A new pizzeria in Burlingame, California, is firing up pies with a crust like none other in the U.S.—and maybe even the world.
Mochiko Mochi Pizza held its grand opening on November 4, after a soft opening that ran for several days last week. And as its name suggests, this isn’t the kind of pizza your nonna used to make, unless your nonna was Japanese and big on experimentation in the kitchen. We’ll even go so far as to say it stands out as a unique pizza style in its own right, due to the one-of-a-kind crust inspired by the flavors of East Asia.
Founded by Chef Ty Mahler and Peter Yen, partners in the Bay Area’s well-known Sushirrito restaurant brand, Mochiko Mochi Pizza has developed a pizza crust made with a proprietary rice flour blend ordinarily used in mochi desserts. Mochi is a popular Japanese rice cake made from sticky rice called mochigome. It has a chewy texture and can be shaped into a variety of forms for traditional East Asian dishes and confections.
But a pizza? That’s a new one on us. A pizza crust made with mochi bakes up crispy on the outside and chewy on the inside, the restaurateurs say. At Mochiko Mochi Pizza, it can be topped with the standard mozzarella and pepperoni or with chicken karaage (bite-sized, deep-fried chicken pieces) or spicy pork bathed in a pepper cream sauce.
“People stop in their tracks when they hear ‘mochi pizza,’” Ty Mahler told SFGate.com. “It’s something about the two words together. We go through great lengths with the dough….People don’t know what to expect, and then when they try it, they’re pleasantly surprised. People usually view mochi more as a dessert, but what we wanted to do was make it more savory.”
According to Mochiko Mochi’s website, each mochi pizza comes in 18” x 4” rectangles. As the company’s Facebook page states, the toppings “deliver a blend of salty, tangy and sweet flavors, plus an extra kick of heat.”
Mahler and Yen told SFGate they wanted to create a Japanese fusion pizza that goes beyond the usual Italian-American style topped with Asian-themed flavors. They were inspired to develop a mochi pizza by their children, who love mochi muffins and mochi donuts.
Yen said Mahler likely went through “a couple hundred” mochi dough recipes over a period of years before settling on the version now being offered at their new restaurant. “I have a list of iterations of tweaking everything,” Mahler noted in the SFGate interview. “There were so many times that we said, ‘Scrap it. It’s not going to work.’”
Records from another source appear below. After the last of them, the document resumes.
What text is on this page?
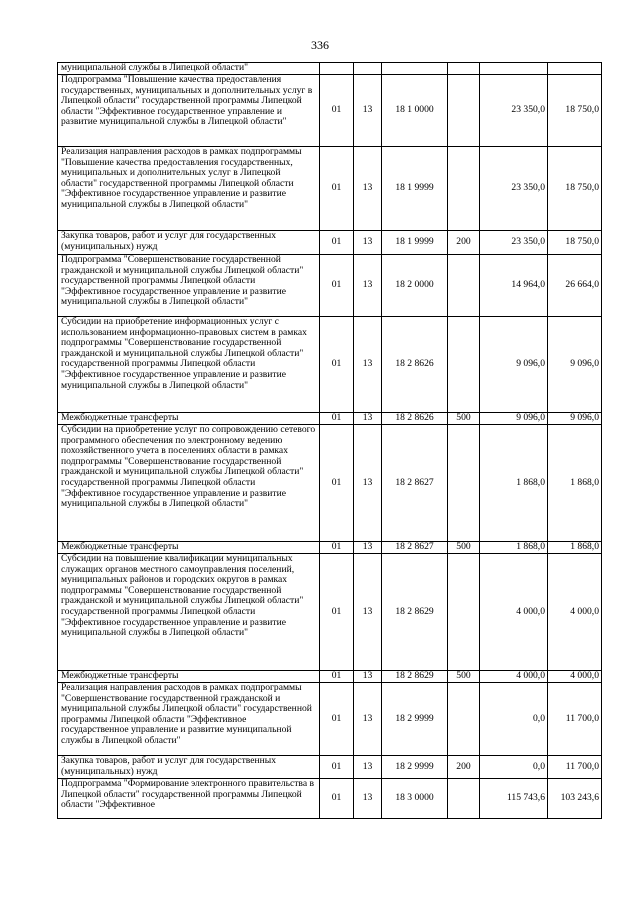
336
муниципальной службы в Липецкой области"						
Подпрограмма "Повышение качества предоставления государственных, муниципальных и дополнительных услуг в Липецкой области" государственной программы Липецкой области "Эффективное государственное управление и развитие муниципальной службы в Липецкой области"	01	13	18 1 0000		23 350,0	18 750,0
Реализация направления расходов в рамках подпрограммы "Повышение качества предоставления государственных, муниципальных и дополнительных услуг в Липецкой области" государственной программы Липецкой области "Эффективное государственное управление и развитие муниципальной службы в Липецкой области"	01	13	18 1 9999		23 350,0	18 750,0
Закупка товаров, работ и услуг для государственных (муниципальных) нужд	01	13	18 1 9999	200	23 350,0	18 750,0
Подпрограмма "Совершенствование государственной гражданской и муниципальной службы Липецкой области" государственной программы Липецкой области "Эффективное государственное управление и развитие муниципальной службы в Липецкой области"	01	13	18 2 0000		14 964,0	26 664,0
Субсидии на приобретение информационных услуг с использованием информационно-правовых систем в рамках подпрограммы "Совершенствование государственной гражданской и муниципальной службы Липецкой области" государственной программы Липецкой области "Эффективное государственное управление и развитие муниципальной службы в Липецкой области"	01	13	18 2 8626		9 096,0	9 096,0
Межбюджетные трансферты	01	13	18 2 8626	500	9 096,0	9 096,0
Субсидии на приобретение услуг по сопровождению сетевого программного обеспечения по электронному ведению похозяйственного учета в поселениях области в рамках подпрограммы "Совершенствование государственной гражданской и муниципальной службы Липецкой области" государственной программы Липецкой области "Эффективное государственное управление и развитие муниципальной службы в Липецкой области"	01	13	18 2 8627		1 868,0	1 868,0
Межбюджетные трансферты	01	13	18 2 8627	500	1 868,0	1 868,0
Субсидии на повышение квалификации муниципальных служащих органов местного самоуправления поселений, муниципальных районов и городских округов в рамках подпрограммы "Совершенствование государственной гражданской и муниципальной службы Липецкой области" государственной программы Липецкой области "Эффективное государственное управление и развитие муниципальной службы в Липецкой области"	01	13	18 2 8629		4 000,0	4 000,0
Межбюджетные трансферты	01	13	18 2 8629	500	4 000,0	4 000,0
Реализация направления расходов в рамках подпрограммы "Совершенствование государственной гражданской и муниципальной службы Липецкой области" государственной программы Липецкой области "Эффективное государственное управление и развитие муниципальной службы в Липецкой области"	01	13	18 2 9999		0,0	11 700,0
Закупка товаров, работ и услуг для государственных (муниципальных) нужд	01	13	18 2 9999	200	0,0	11 700,0
Подпрограмма "Формирование электронного правительства в Липецкой области" государственной программы Липецкой области "Эффективное	01	13	18 3 0000		115 743,6	103 243,6
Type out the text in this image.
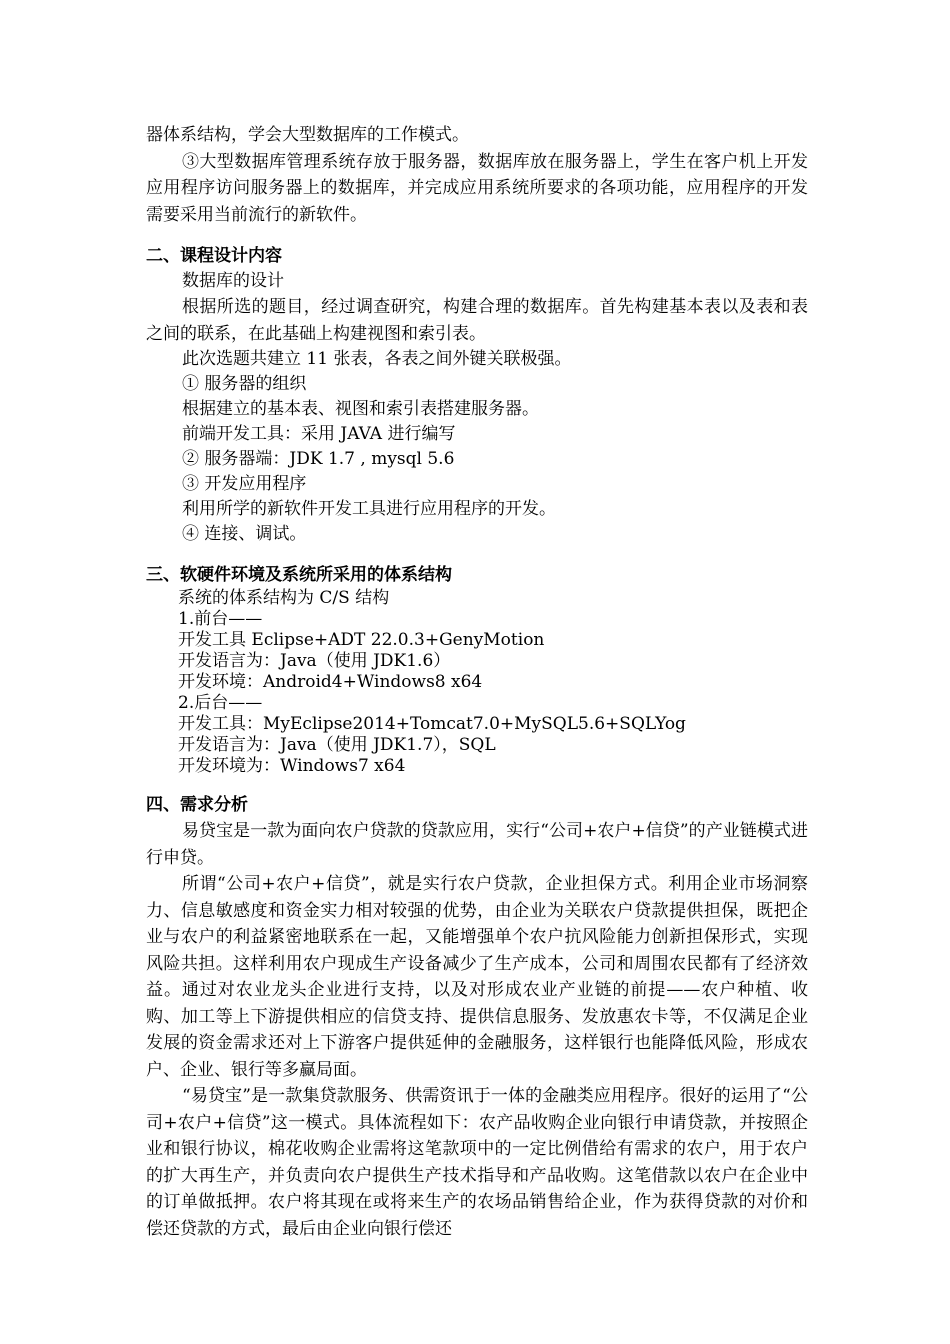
器体系结构，学会大型数据库的工作模式。

③大型数据库管理系统存放于服务器，数据库放在服务器上，学生在客户机上开发应用程序访问服务器上的数据库，并完成应用系统所要求的各项功能，应用程序的开发需要采用当前流行的新软件。

二、课程设计内容
数据库的设计

根据所选的题目，经过调查研究，构建合理的数据库。首先构建基本表以及表和表之间的联系，在此基础上构建视图和索引表。

此次选题共建立 11 张表，各表之间外键关联极强。
① 服务器的组织
根据建立的基本表、视图和索引表搭建服务器。
前端开发工具：采用 JAVA 进行编写
② 服务器端：JDK 1.7 , mysql 5.6
③ 开发应用程序
利用所学的新软件开发工具进行应用程序的开发。
④ 连接、调试。
三、软硬件环境及系统所采用的体系结构
系统的体系结构为 C/S 结构
1.前台——
开发工具 Eclipse+ADT 22.0.3+GenyMotion
开发语言为：Java（使用 JDK1.6）
开发环境：Android4+Windows8 x64
2.后台——
开发工具：MyEclipse2014+Tomcat7.0+MySQL5.6+SQLYog
开发语言为：Java（使用 JDK1.7），SQL
开发环境为：Windows7 x64
四、需求分析

易贷宝是一款为面向农户贷款的贷款应用，实行“公司+农户+信贷”的产业链模式进行申贷。

所谓“公司+农户+信贷”，就是实行农户贷款，企业担保方式。利用企业市场洞察力、信息敏感度和资金实力相对较强的优势，由企业为关联农户贷款提供担保，既把企业与农户的利益紧密地联系在一起，又能增强单个农户抗风险能力创新担保形式，实现风险共担。这样利用农户现成生产设备减少了生产成本，公司和周围农民都有了经济效益。通过对农业龙头企业进行支持，以及对形成农业产业链的前提——农户种植、收购、加工等上下游提供相应的信贷支持、提供信息服务、发放惠农卡等，不仅满足企业发展的资金需求还对上下游客户提供延伸的金融服务，这样银行也能降低风险，形成农户、企业、银行等多赢局面。

“易贷宝”是一款集贷款服务、供需资讯于一体的金融类应用程序。很好的运用了“公司+农户+信贷”这一模式。具体流程如下：农产品收购企业向银行申请贷款，并按照企业和银行协议，棉花收购企业需将这笔款项中的一定比例借给有需求的农户，用于农户的扩大再生产，并负责向农户提供生产技术指导和产品收购。这笔借款以农户在企业中的订单做抵押。农户将其现在或将来生产的农场品销售给企业，作为获得贷款的对价和偿还贷款的方式，最后由企业向银行偿还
Interestingly, mochi dough doesn’t need to rise. Once it’s made, Mahler cooks the tacky dough first in a flat aluminum baking pan, then transfers it into a deeper aluminum pan, adds the toppings and a sweet tomato sauce made with Japanese ingredients, and bakes it again for 10 minutes at 650°. Finally, he slices it into thick squares.
The result, the owners say, is “the perfect fusion of two worlds in every bite—the chewy and crunchy mochi base and classic pepperoni goodness.”
To build interest, Yen and Mahler gave away free individual slices of their innovative pizzas from 1 to 3 p.m. on their grand-opening day.
For now, Mochiko Mochi offers a selection of just four mochi pizzas: Chicken Curry (fried chicken karaage, mozzarella, corn, jalapeños, Japanese curry and fresh cilantro); Spicy Pork (spicy minced pork, mozz, spinach and sansho pepper cream sauce); Pepperoni (pepperoni, mozz, tomato jam and fresh garlic chives); and Cheese (mozz, tomato jam and fresh garlic chives).
Susana Guerrero gave mochi pizza a try for SFGate. “I grabbed a slice from the box and lifted it above to reveal the golden-brown crust on the bottom,” she wrote. “The first thing I noticed was the crunchy edges and gooey cheese followed by the unmistakable texture of soft mochi. Unlike mochi muffins, which can have a gooey consistency, the mochi pizza had a sturdier texture that somehow held its shape with each bite.”
Mochi tends to fill the belly up fast, and one mochi pizza is meant to serve two or three adults, Mochiko Mochi Pizza’s website points out. A reviewer for Yelp learned that lesson the hard way after trying a free slice. “I’m giving this a 4 because, although it was good, I did feel so heavy/uncomfortable after,” the reviewer wrote. “I definitely couldn’t eat a whole pizza or even half without feeling sick. One slice was really enough.”